Tatsache war – ja, es klingt unglaublich –, dass die Joggerin die Männer auf dem Foto erkannte. Sie war sich zu hundert Prozent sicher, dass sie sie auf dem diesjährigen Seefest gesehen hatte. Einer von beiden – nicht derjenige, der so südländisch aussah, sondern der andere – hatte sie sogar angesprochen und versucht, sie auf seinen Schoß zu ziehen.
Das Wochenende, das es dauerte, bis Anne endlich die richterliche Genehmigung für einen zwangsweisen Speicheltest vorlag, empfand die ambitionierte Ermittlerin als reine Qual.
Aber dann war endlich der Montag da, an dem sie sich vormittags mit Kastner ins Auto setzte, um gemeinsam mit den Kollegen von der Kripo die beiden Verdächtigen aufzusuchen.
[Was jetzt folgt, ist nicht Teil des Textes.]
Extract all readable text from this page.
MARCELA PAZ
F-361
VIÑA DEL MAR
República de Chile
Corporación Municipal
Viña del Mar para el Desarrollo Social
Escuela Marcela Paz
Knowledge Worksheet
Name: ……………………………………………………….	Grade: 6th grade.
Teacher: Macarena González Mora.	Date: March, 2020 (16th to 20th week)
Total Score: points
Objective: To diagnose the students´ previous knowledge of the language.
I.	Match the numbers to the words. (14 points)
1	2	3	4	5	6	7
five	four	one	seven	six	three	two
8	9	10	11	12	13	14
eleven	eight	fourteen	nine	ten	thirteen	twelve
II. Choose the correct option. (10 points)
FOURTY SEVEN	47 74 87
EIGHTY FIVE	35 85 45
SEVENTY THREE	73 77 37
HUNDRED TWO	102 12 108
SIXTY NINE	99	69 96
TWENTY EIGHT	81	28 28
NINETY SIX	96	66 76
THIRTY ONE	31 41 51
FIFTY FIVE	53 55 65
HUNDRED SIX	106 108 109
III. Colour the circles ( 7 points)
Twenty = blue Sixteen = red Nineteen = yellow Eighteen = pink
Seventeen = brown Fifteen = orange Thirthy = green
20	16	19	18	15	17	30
Den Pizzabäcker Silvio Massone passten die Polizisten an seinem Arbeitsplatz ab. Widerstandslos ließ er sich abführen. Doch am Wohnsitz des zweiten Verdächtigen, Tom Garner, trafen sie nur dessen Mutter an, die behauptete, nicht zu wissen, wo ihr Sohn sei.
Während die Kripokollegen mit dem Pizzabäcker ins Polizeipräsidium zurückfuhren, um ihn in die Mangel zu nehmen, blieb Anne gemeinsam mit Kastner bei der Mutter und stellte sie zur Rede.
»Frau Garner, Ihr Sohn steht im Verdacht, zwei furchtbare Verbrechen begangen zu haben. Es geht um die Vergewaltigung zweier junger Frauen. Frau Garner, Sie waren doch selbst einmal ein junges Mädchen …«
»Mein Sohn war das nicht«, blockte die Frau ab, die verbraucht und alt aussah. »Mein Tom hat zwar früher schon manchmal Mist gebaut, aber so was würde er nie tun.«
»Wo könnte er denn jetzt sein?«
Frau Garner zuckte mit den Schultern. »Seit er studiert, ist er nicht mehr viel daheim.«
Ihre nächste Frage stellte Anne nicht sofort, stattdessen ließ sie sich einige Sekunden Zeit, um die Mutter des Verdächtigen genau zu beobachten. Irgendetwas stimmte nicht an ihrem Verhalten. Frau Garner wich Annes Blick aus und stand auf.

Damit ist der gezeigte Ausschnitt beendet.